Sehingga rumah pribadi keluarga yang ditinggalkan akan jauh lebih tenang. Edwin segera menyusul ke dalam rumah. Dia menghampiri Hanna yang sedang berdiri di depan kulkas, gadis itu meminum susu kotak rasa strawberry miliknya.

"Gak apa-apa. Sumpah gue gak apa-apa," rapalnya ketika melihat Hanna meminum susu favoritnya sejak kecil tersebut. Biasanya Edwin akan murka jika stoknya diganggu orang lain, bahkan jika itu adalah Johnny sekalipun. "Asal lo memaafkan candaan gue barusan, Na."

"Saya memaafkan, namun bukan berarti saya dapat melupakannya dengan mudah..." Hanna terdengar sedih sekali.

Terlihat dari gaya bicaranya yang melembut, sekejap Edwin lupa jika adiknya ini semasa remaja sempat memiliki mental illness. Hanna murung, Hanna tidak bersemangat, Hanna membuat Edwin semakin tertikam rasa bersalah. "Ya Tuhan, apa yang telah gue lakukan sama lo. Sekali lagi gue minta maaf..."

Edwin menerjang tubuh mungil Hanna. Menenggelamkannya dalam pelukan hangat Edwin, ketika tatapan gadis itu mulai kosong tanpa sebab. Hari-harinya pasti belakang ini sangatlah berat dan benar beberapa saat kemudian gadis Hanna terisak pelan.

Pertahanan dia hancur. Keluarga dan realitas adalah tembok air mata yang sangat rentan bagi Hanna. Dia tidak bisa lagi membendung semua yang ia pendam kuat-kuat selama ini. Edwin mengeratkan rengkuhan sekaligus mengusap punggung Hanna.

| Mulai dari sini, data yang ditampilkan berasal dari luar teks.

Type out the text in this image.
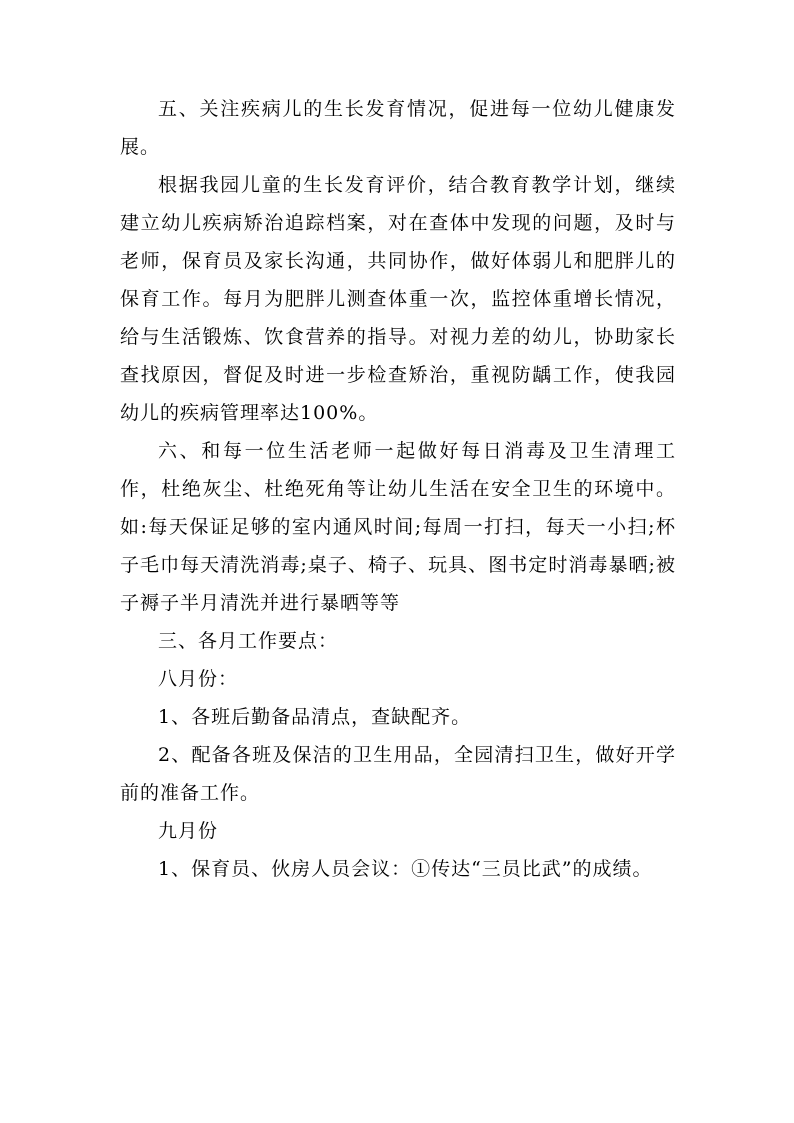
五、关注疾病儿的生长发育情况，促进每一位幼儿健康发展。

根据我园儿童的生长发育评价，结合教育教学计划，继续建立幼儿疾病矫治追踪档案，对在查体中发现的问题，及时与老师，保育员及家长沟通，共同协作，做好体弱儿和肥胖儿的保育工作。每月为肥胖儿测查体重一次，监控体重增长情况，给与生活锻炼、饮食营养的指导。对视力差的幼儿，协助家长查找原因，督促及时进一步检查矫治，重视防龋工作，使我园幼儿的疾病管理率达100%。

六、和每一位生活老师一起做好每日消毒及卫生清理工作，杜绝灰尘、杜绝死角等让幼儿生活在安全卫生的环境中。如:每天保证足够的室内通风时间;每周一打扫，每天一小扫;杯子毛巾每天清洗消毒;桌子、椅子、玩具、图书定时消毒暴晒;被子褥子半月清洗并进行暴晒等等

三、各月工作要点：

八月份：

1、各班后勤备品清点，查缺配齐。

2、配备各班及保洁的卫生用品，全园清扫卫生，做好开学前的准备工作。

九月份

1、保育员、伙房人员会议：①传达“三员比武”的成绩。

"It's is ok, to not feel ok!" bisik Edwin tepat di telinga perempuan itu.

Dia tidak jago menenangkan orang lain, tapi Elisa sempat menjelaskan kepada Edwin kalau perempuan terkadang tidak perlu ditanyai banyak hal mengenai alasan kenapa mereka menangis. Mereka hanya perlu didengarkan sambil diberi tempat bersandar. Belasan menit kemudian. "Anjir, Hanna. Jangan lap ingus di kaos gue yang ini dong!"

"Hiks, ini yang Prada?"

Edwin mengangguk prihatin.

"Baguslah," kata Hanna lagi. "Gue semakin tidak ingin buat berhenti menyeka ingus gue dengan ini..."

Dalam batinnya Edwin tengah merapalkan beragam ilmu kesabaran. Ia yakin beban hidup ini tidak akan berlangsung lama, karena Puji Tuhan. Bel pintu rumah mereka mendadak berbunyi singkat disusul bunyi 'bip' dari kunci otomatis.

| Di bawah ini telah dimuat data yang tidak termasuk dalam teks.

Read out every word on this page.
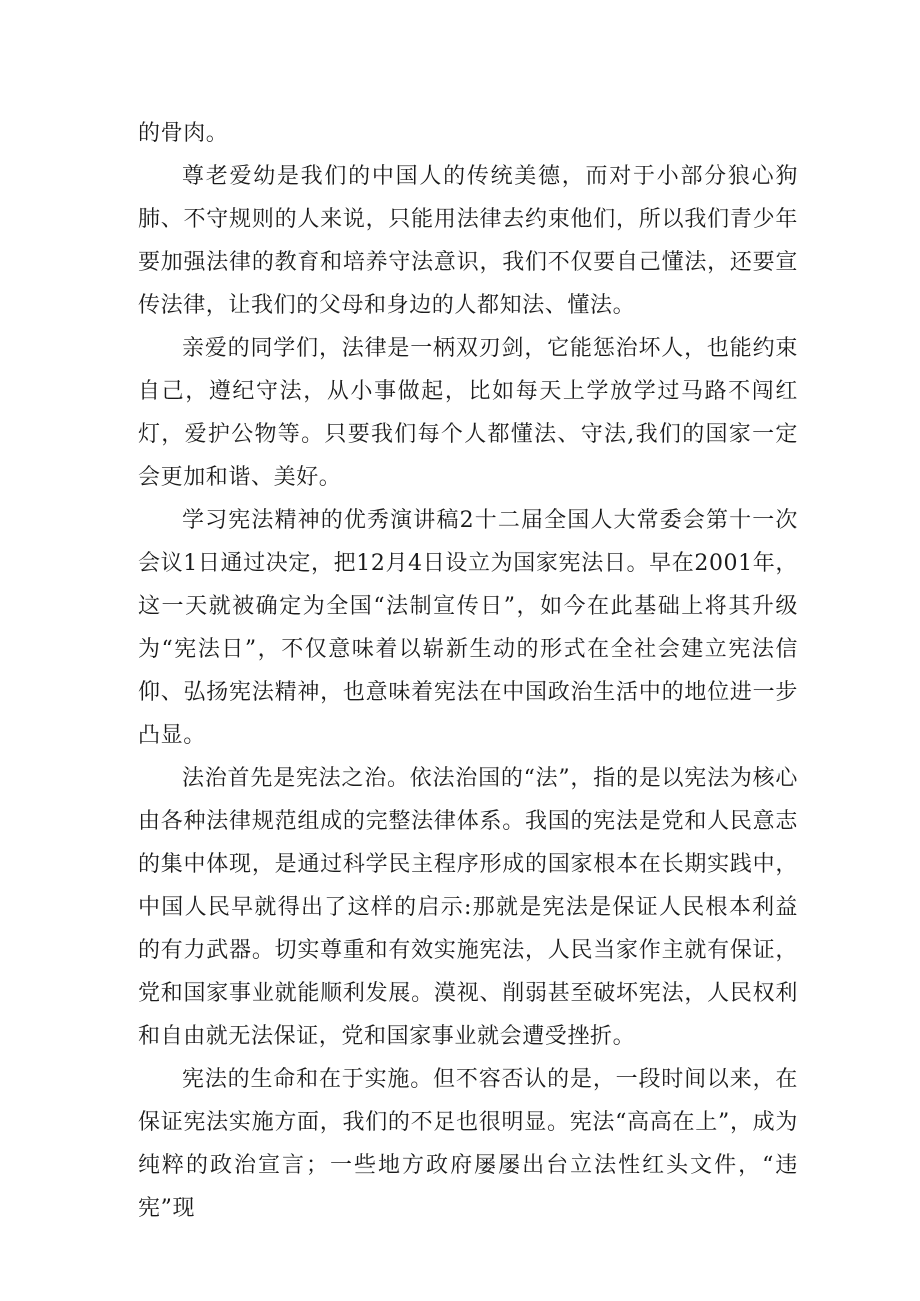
的骨肉。

尊老爱幼是我们的中国人的传统美德，而对于小部分狼心狗肺、不守规则的人来说，只能用法律去约束他们，所以我们青少年要加强法律的教育和培养守法意识，我们不仅要自己懂法，还要宣传法律，让我们的父母和身边的人都知法、懂法。

亲爱的同学们，法律是一柄双刃剑，它能惩治坏人，也能约束自己，遵纪守法，从小事做起，比如每天上学放学过马路不闯红灯，爱护公物等。只要我们每个人都懂法、守法,我们的国家一定会更加和谐、美好。

学习宪法精神的优秀演讲稿2十二届全国人大常委会第十一次会议1日通过决定，把12月4日设立为国家宪法日。早在2001年，这一天就被确定为全国“法制宣传日”，如今在此基础上将其升级为“宪法日”，不仅意味着以崭新生动的形式在全社会建立宪法信仰、弘扬宪法精神，也意味着宪法在中国政治生活中的地位进一步凸显。

法治首先是宪法之治。依法治国的“法”，指的是以宪法为核心由各种法律规范组成的完整法律体系。我国的宪法是党和人民意志的集中体现，是通过科学民主程序形成的国家根本在长期实践中，中国人民早就得出了这样的启示:那就是宪法是保证人民根本利益的有力武器。切实尊重和有效实施宪法，人民当家作主就有保证，党和国家事业就能顺利发展。漠视、削弱甚至破坏宪法，人民权利和自由就无法保证，党和国家事业就会遭受挫折。

宪法的生命和在于实施。但不容否认的是，一段时间以来，在保证宪法实施方面，我们的不足也很明显。宪法“高高在上”，成为纯粹的政治宣言；一些地方政府屡屡出台立法性红头文件，“违宪”现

"Itu Mama kan, Win?" Hanna antusias menarik dirinya dari Edwin. Dia berlari seperti anak kecil dari dapur menuju ruang tengah. Dari sana yang muncul bukan Elisa dan Johhny. Senyum Hanna terkembang sempurna. "Kak Misel?"

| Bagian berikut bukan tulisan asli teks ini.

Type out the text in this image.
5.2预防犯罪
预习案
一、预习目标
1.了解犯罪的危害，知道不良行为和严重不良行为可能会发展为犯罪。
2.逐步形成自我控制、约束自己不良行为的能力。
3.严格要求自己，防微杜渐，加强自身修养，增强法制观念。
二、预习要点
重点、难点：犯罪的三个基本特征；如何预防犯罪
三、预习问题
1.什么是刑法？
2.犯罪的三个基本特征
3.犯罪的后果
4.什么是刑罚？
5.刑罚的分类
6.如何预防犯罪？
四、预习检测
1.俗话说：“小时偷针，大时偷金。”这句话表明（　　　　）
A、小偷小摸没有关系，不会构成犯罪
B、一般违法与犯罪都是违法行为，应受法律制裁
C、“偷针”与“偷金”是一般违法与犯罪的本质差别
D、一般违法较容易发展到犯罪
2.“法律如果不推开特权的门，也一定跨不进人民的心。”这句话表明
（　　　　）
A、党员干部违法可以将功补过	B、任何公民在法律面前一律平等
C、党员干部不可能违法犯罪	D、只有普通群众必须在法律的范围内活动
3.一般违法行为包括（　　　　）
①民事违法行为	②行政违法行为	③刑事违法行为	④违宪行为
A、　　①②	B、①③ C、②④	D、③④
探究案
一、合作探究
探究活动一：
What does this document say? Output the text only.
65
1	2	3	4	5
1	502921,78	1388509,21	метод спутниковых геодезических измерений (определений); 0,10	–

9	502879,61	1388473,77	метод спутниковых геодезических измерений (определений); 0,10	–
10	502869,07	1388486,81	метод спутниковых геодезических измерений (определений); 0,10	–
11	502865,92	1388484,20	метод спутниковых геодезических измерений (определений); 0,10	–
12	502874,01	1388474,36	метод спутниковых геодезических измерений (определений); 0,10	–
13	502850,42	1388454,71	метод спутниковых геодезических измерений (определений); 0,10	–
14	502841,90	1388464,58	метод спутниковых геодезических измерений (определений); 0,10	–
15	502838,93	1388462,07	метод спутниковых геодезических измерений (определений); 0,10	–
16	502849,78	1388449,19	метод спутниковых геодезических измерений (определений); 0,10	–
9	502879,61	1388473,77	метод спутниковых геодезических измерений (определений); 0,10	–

"Iya, aku bawa chicken wings pakai saus ektra pedas. Mau makan bersama, tidak?" Misellia mengangkat kantong keresek yang ia maksud ke udara. Logo salah satu restoran lokal yang dulu sempat viral di jagat maya. "Edwin bilang kita soal makanan satu selera..."

Dia menengok sang abang di belakang. Tersenyum puas dan memberi satu anggukan yakin kepada pacarnya Edwin tersebut. Bisa dipastikan setelah ini, mood Hanna akan melonjak dengan pesat. Terima kasih semuanya.

"Mbak pacar gue, memang paling bisa diandalkan." Edwin menyombongkan diri.